Londrina – Dos 399 municípios do Paraná, 64 enfrentam epidemia de dengue e outros 48 estão em alerta por conta da alta incidência casos da doença e de focos do mosquito Aedes Aegypti. As regiões Oeste, Noroeste e Norte do Estado concentram grande parte das cidades que lutam para evitar a propagação do vírus. No último balanço divulgado pela Secretaria de Estado da Saúde (Sesa), São João do Caiuá, no Noroeste, liderava o número de casos confirmados. Entre agosto do ano passado e o início de maio (no chamado período epidemiológico da doença), 975 casos haviam sido registrados no município. Londrina apareceu em segundo lugar na lista, com 810 confirmações. Em terceiro estava Foz do Iguaçu (Oeste), com 621. No entanto, o número de confirmações se eleva a cada dia e os casos positivos não são informados de imediato ao governo estadual. Até 13 de maio, a Secretaria de Saúde de Londrina já havia registrado 1.036 casos de dengue.

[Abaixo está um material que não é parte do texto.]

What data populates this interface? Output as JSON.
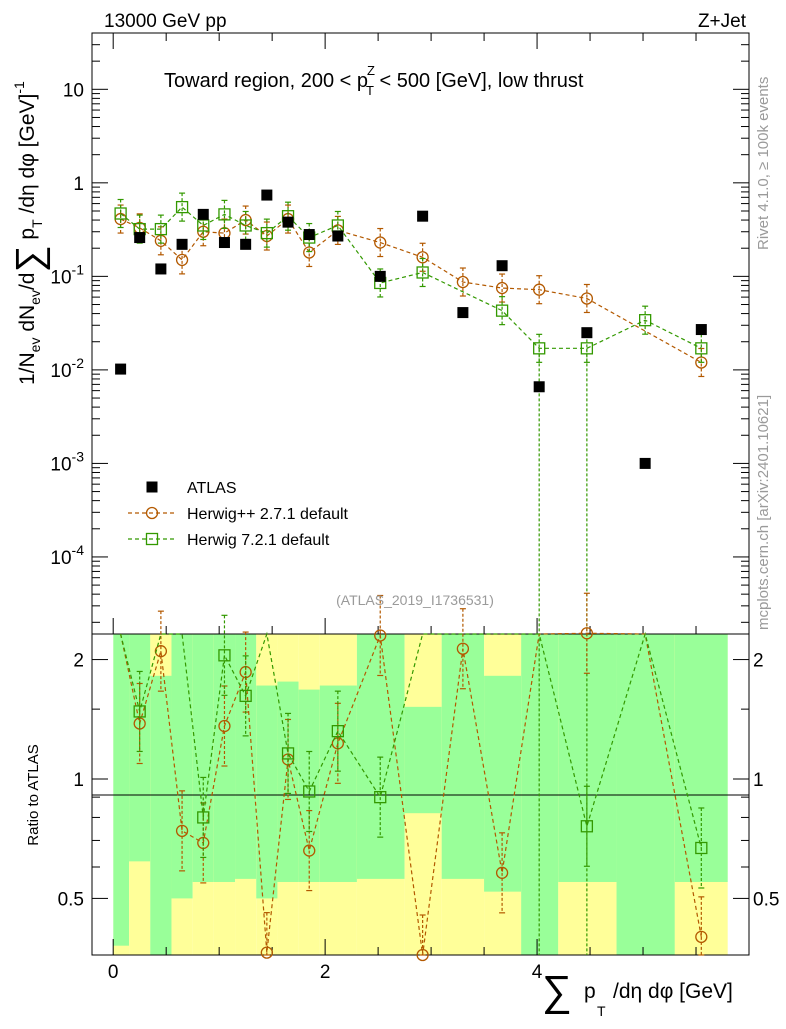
{
  "header": {
    "left_label": "13000 GeV pp",
    "right_label": "Z+Jet"
  },
  "side_labels": {
    "rivet": "Rivet 4.1.0, ≥ 100k events",
    "mcplots": "mcplots.cern.ch [arXiv:2401.10621]"
  },
  "chart_data": {
    "type": "scatter",
    "title": "Toward region, 200 < p_T^Z < 500 [GeV], low thrust",
    "title_parts": {
      "pre": "Toward region, 200 < p",
      "sub": "T",
      "sup": "Z",
      "post": " < 500 [GeV], low thrust"
    },
    "analysis_id": "(ATLAS_2019_I1736531)",
    "main_ylabel": "1/N_ev dN_ev/d∑ p_T /dη dφ  [GeV]^-1",
    "ratio_ylabel": "Ratio to ATLAS",
    "xlabel": "∑ p_T /dη dφ [GeV]",
    "xlim": [
      -0.2,
      6.0
    ],
    "ylim_main": [
      1.5e-05,
      40
    ],
    "ylim_ratio": [
      0.36,
      2.32
    ],
    "yscale_main": "log",
    "x_ticks": [
      "0",
      "2",
      "4"
    ],
    "y_ticks_main": [
      "10",
      "1",
      "10^-1",
      "10^-2",
      "10^-3",
      "10^-4"
    ],
    "y_ticks_ratio": [
      "2",
      "1",
      "0.5"
    ],
    "legend": {
      "position": "lower-left",
      "entries": [
        "ATLAS",
        "Herwig++ 2.7.1 default",
        "Herwig 7.2.1 default"
      ]
    },
    "bins": [
      [
        0.0,
        0.15
      ],
      [
        0.15,
        0.35
      ],
      [
        0.35,
        0.55
      ],
      [
        0.55,
        0.75
      ],
      [
        0.75,
        0.95
      ],
      [
        0.95,
        1.15
      ],
      [
        1.15,
        1.35
      ],
      [
        1.35,
        1.55
      ],
      [
        1.55,
        1.75
      ],
      [
        1.75,
        1.95
      ],
      [
        1.95,
        2.3
      ],
      [
        2.3,
        2.75
      ],
      [
        2.75,
        3.1
      ],
      [
        3.1,
        3.5
      ],
      [
        3.5,
        3.85
      ],
      [
        3.85,
        4.2
      ],
      [
        4.2,
        4.75
      ],
      [
        4.75,
        5.3
      ],
      [
        5.3,
        5.8
      ]
    ],
    "series": [
      {
        "name": "ATLAS",
        "color": "#000000",
        "marker": "filled-square",
        "x": [
          0.07,
          0.25,
          0.45,
          0.65,
          0.85,
          1.05,
          1.25,
          1.45,
          1.65,
          1.85,
          2.12,
          2.52,
          2.92,
          3.3,
          3.67,
          4.02,
          4.47,
          5.02,
          5.55
        ],
        "values": [
          0.0102,
          0.26,
          0.12,
          0.22,
          0.46,
          0.23,
          0.22,
          0.74,
          0.38,
          0.28,
          0.27,
          0.1,
          0.44,
          0.041,
          0.13,
          0.0066,
          0.025,
          0.001,
          0.027
        ],
        "band_lo": [
          0.38,
          0.62,
          0.35,
          0.5,
          0.55,
          0.55,
          0.56,
          0.5,
          0.55,
          0.55,
          0.55,
          0.56,
          0.82,
          0.56,
          0.52,
          0.36,
          0.55,
          0.36,
          0.55
        ],
        "band_hi": [
          2.32,
          2.32,
          1.82,
          2.32,
          2.32,
          2.32,
          2.32,
          1.72,
          1.76,
          1.68,
          1.72,
          2.32,
          1.52,
          2.32,
          1.82,
          2.32,
          2.32,
          2.32,
          2.32
        ]
      },
      {
        "name": "Herwig++ 2.7.1 default",
        "color": "#b35900",
        "marker": "open-circle",
        "x": [
          0.07,
          0.25,
          0.45,
          0.65,
          0.85,
          1.05,
          1.25,
          1.45,
          1.65,
          1.85,
          2.12,
          2.52,
          2.92,
          3.3,
          3.67,
          4.02,
          4.47,
          5.02,
          5.55
        ],
        "values": [
          0.41,
          0.33,
          0.24,
          0.15,
          0.3,
          0.29,
          0.4,
          0.27,
          0.41,
          0.18,
          0.31,
          0.23,
          0.16,
          0.087,
          0.075,
          0.072,
          0.058,
          null,
          0.012
        ],
        "ratio": [
          null,
          1.38,
          2.1,
          0.74,
          0.69,
          1.36,
          1.86,
          0.365,
          1.12,
          0.66,
          1.23,
          2.3,
          0.36,
          2.13,
          0.58,
          null,
          2.33,
          null,
          0.4
        ]
      },
      {
        "name": "Herwig 7.2.1 default",
        "color": "#339900",
        "marker": "open-square",
        "x": [
          0.07,
          0.25,
          0.45,
          0.65,
          0.85,
          1.05,
          1.25,
          1.45,
          1.65,
          1.85,
          2.12,
          2.52,
          2.92,
          3.3,
          3.67,
          4.02,
          4.47,
          5.02,
          5.55
        ],
        "values": [
          0.47,
          0.32,
          0.32,
          0.55,
          0.35,
          0.46,
          0.35,
          0.29,
          0.44,
          0.26,
          0.35,
          0.085,
          0.11,
          null,
          0.043,
          0.017,
          0.017,
          0.034,
          0.017
        ],
        "ratio": [
          null,
          1.48,
          null,
          null,
          0.8,
          2.05,
          1.62,
          null,
          1.16,
          0.93,
          1.32,
          0.9,
          null,
          null,
          null,
          null,
          0.76,
          null,
          0.67
        ]
      }
    ]
  }
}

A epidemia é constatada ao calcular a proporção do número de casos para cada grupo de 100 mil habitantes. Quando a taxa de incidência é maior que 300, a epidemia já está instalada. O cálculo desconsidera casos importados. De acordo com a chefe do Centro de Vigilância Ambiental da Secretaria de Estado da Saúde, Ivana Belmonte, os trabalhos de combate à doença são realizados conforme o número de notificações e não de confirmações. Dessa forma, segundo Ivana, a demora em reunir as estatísticas não prejudica a prevenção. A epidemia registrada no Paraná, segundo ela, é reflexo do aumento no número de casos no Estado de São Paulo.
A quantidade de notificações no Paraná aumentou 58% em relação ao período epidemiológico anterior. Já o número de casos saltou 69%. Entre agosto de 2013 e a primeira semana de maio de 2014, foram 36.989 notificações, sendo 8.528 confirmações de dengue. As notificações aumentaram para 58.371, sendo 14.452 casos confirmados entre agosto de 2014 e a primeira semana de maio de 2015.
De janeiro ao início de maio, exames confirmaram 13.811 casos no Paraná. Desse total, 13 pessoas morreram. Uma das vítimas foi uma idosa de 90 anos de Ibiporã (Região Metropolitana de Londrina). A Sesa aguarda a análise de oito exames de pacientes que morreram com suspeita da doença. Um deles se refere a Antônia Alves de Oliveira, de 50 anos, que morreu na Santa Casa de Londrina em 30 de abril. "Nesse caso, o resultado do exame do Lacen [Laboratório Central do Estado] saiu no dia 8 de maio e foi positivo para dengue. Ela estava com a doença, mas ainda é preciso aguardar a análise do prontuário para verificar se ela morreu por causa da dengue ou em razão de outras doenças", explicou Ivana.
O número de mortes investigadas pela Sesa não considera outros três óbitos suspeitos registrados em Londrina que ainda não foram informados oficialmente ao governo.
Para a chefe do Centro de Vigilância Ambiental da Sesa, a situação de epidemia enfrentada por 16% dos municípios do Paraná deve ser amenizada nas próximas semanas. "Já atingimos o pico e agora começa o declínio da epidemia com a queda nas temperaturas e o resultado dos trabalhos realizados pelas equipes. No entanto, as ações de combate ao Aedes Aegypti permanecem", afirmou.